大阪・神戸のホテルで私たちがよく聞く声は、「清掃スタッフはいるのに、クオリティが安定しない」というものです。これはスタッフの問題ではなく、オペレーションの設計の問題です。どの順番で何をするか、どこまでやれば「完了」なのか、チェックの基準は何か——こうした仕組みが整っていないと、繁忙期に入ったときに品質のばらつきがそのまま口コミに出てきます。そして口コミの低下はADRの低下に直結し、RevPAR回復の上限を構造的に押し下げる。
9月は、その設計を見直す時間が取れる月でもあります。現場に「今月は少し稼働が落ち着いているから、普段できていないところを確認してほしい」と投げるだけでは仕組みにならない。チェックリストの更新、作業手順の再確認、深部清掃のスケジュール化——この3点を9月中に整えておくだけで、10月以降の品質安定度が変わります。
具体的には、清掃チェックリストに「週次確認項目」と「月次確認項目」を分けて設定し、深部清掃の対象箇所と担当者を明記することが出発点になります。「やっておいてください」という言葉ベースの指示ではなく、記録が残る形に落とし込むことで、品質の再現性が生まれる。オペレーションコストを抑えながら品質を維持する仕組みを持っている施設が、RevPARの天井を引き上げていける。インバウンド旅行者のOTA口コミは施設の集客力に直結するだけに、この設計の有無が秋商戦の収益に見えない形で影響してきます。9月の静かな時間を使って、現場の「当たり前の基準」を一段引き上げておくこと——それが、この時期にできる最も確実な投資です。
9月を「仕込みの月」にできるか——秋の稼働ピークを取りこぼさないための論点
「9月は仕方ない」という認識は、ある意味では正しい。需要の構造上、9月第3週の連休後の関西は静かになる。これは事実だし、急に変えられるものでもない。
ただ、「仕方ない」で止まるのと、「だから今月に何をするか」を決めるのとでは、10月末の稼働結果が変わってきます。繁忙期に追われていると後回しになる客室の深部清掃、スタッフのオペレーション研修、チェックリストの更新、OTAのレート戦略の見直し——これらを「稼働が落ちているから」ではなく「稼働が上がる前に終わらせるために」動けるかどうか。
11月の第2週、箕面・六甲・東山が紅葉ピークを迎えるころ、大阪・神戸のホテルは再び週末稼働90%近くになります(仮説:実数値は各施設の運用ログを参照)。
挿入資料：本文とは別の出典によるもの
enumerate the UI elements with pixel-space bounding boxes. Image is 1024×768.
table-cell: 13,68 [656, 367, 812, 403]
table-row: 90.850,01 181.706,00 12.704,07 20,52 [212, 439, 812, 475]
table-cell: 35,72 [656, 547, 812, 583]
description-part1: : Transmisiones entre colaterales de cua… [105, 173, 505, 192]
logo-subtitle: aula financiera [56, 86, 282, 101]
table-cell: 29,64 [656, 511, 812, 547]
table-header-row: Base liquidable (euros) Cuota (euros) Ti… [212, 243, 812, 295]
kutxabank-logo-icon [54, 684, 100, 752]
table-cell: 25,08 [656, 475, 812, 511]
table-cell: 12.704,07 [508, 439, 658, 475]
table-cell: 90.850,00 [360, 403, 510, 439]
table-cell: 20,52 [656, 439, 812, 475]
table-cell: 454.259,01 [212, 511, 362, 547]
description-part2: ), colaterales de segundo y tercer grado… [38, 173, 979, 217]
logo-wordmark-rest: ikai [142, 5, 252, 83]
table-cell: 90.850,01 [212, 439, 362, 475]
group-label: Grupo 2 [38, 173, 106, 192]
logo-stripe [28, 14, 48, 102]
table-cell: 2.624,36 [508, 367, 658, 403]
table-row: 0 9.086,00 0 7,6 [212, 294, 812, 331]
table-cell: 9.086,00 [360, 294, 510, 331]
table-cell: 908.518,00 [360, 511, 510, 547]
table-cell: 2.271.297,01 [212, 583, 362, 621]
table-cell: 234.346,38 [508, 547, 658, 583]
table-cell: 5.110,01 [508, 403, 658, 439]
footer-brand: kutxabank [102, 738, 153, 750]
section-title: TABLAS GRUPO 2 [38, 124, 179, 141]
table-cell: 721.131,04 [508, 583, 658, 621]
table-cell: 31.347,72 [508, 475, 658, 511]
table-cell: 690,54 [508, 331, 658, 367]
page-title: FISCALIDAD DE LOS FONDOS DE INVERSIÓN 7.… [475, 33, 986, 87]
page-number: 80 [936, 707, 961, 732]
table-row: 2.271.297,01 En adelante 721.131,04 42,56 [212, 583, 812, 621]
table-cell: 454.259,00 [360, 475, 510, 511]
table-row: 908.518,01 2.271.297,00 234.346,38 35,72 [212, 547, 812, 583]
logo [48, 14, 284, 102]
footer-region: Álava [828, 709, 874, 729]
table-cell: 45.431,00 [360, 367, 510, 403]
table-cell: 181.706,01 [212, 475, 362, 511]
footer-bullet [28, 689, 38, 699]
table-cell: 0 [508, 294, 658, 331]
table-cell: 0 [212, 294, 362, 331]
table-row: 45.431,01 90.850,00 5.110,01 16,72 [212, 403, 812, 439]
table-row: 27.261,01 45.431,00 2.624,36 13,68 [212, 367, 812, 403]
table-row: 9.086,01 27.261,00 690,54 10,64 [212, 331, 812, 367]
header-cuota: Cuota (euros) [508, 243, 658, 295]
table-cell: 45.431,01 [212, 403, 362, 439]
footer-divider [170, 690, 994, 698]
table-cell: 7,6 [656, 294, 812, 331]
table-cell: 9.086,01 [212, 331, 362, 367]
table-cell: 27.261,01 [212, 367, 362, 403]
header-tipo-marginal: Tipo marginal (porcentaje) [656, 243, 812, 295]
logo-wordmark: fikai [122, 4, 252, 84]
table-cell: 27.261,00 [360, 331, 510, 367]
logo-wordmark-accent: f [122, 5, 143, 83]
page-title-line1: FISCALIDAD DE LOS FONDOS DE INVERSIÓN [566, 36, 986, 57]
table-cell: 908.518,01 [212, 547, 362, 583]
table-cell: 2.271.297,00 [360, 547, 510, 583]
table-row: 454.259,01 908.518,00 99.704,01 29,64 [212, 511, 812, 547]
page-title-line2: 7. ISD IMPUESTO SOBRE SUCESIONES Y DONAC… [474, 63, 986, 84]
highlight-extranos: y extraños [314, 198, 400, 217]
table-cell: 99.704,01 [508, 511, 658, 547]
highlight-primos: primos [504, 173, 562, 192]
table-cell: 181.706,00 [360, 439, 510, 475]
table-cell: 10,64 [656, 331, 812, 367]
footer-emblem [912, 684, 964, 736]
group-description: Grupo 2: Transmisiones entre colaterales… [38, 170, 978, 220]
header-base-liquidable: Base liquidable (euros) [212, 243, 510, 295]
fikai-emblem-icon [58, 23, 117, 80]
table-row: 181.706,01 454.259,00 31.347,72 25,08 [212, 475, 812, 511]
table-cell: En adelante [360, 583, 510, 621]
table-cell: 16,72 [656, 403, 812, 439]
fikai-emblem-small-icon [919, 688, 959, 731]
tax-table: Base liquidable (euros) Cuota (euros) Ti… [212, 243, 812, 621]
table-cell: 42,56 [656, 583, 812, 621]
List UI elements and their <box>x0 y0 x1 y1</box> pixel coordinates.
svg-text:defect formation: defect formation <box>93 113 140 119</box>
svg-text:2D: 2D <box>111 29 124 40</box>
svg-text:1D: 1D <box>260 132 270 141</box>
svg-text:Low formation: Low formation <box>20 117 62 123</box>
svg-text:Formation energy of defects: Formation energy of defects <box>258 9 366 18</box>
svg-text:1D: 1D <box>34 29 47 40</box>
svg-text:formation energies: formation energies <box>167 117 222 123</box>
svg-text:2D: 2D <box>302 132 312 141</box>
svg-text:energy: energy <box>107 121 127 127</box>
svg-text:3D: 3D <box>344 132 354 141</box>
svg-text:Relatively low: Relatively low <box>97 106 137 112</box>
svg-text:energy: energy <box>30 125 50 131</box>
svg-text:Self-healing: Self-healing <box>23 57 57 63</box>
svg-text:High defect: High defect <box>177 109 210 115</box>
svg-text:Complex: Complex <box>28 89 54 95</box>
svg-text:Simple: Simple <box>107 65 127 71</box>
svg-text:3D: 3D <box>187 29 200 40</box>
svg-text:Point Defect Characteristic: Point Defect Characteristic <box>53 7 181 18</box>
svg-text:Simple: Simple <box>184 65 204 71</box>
そのとき、客室の品質が整っているか、スタッフが動ける状態になっているか、口コミ評価が崩れていないか——その問いに「yes」と言えるかどうかは、9月の使い方で決まります。
需要が戻ってから準備を始めても、間に合わない。それは毎年繰り返されているパターンです。9月第3週明けの今、その静かな時間をどう使うかが、年間を通じた収益設計の分岐点になっています。9月を「待つ月」ではなく「整える月」として定義し直すこと——その一歩が、秋の稼働ピークを確実に取りきるための最初の判断です。
まとめ
9月第3週後の下旬、関西ホテル市場の稼働は毎年構造的に落ち込みます。ただこの時期は、RevPAR(客室1室あたりの収益)改善・品質安定・秋商戦への準備という3つの視点で動ける最後のタイミングでもある。ADRの設定見直し、客室の深部清掃のスケジュール化、オペレーション設計の棚卸し——これらを10月に入ってからではなく、9月中に終わらせておくかどうか。その差が、11月の紅葉ピークに出てきます。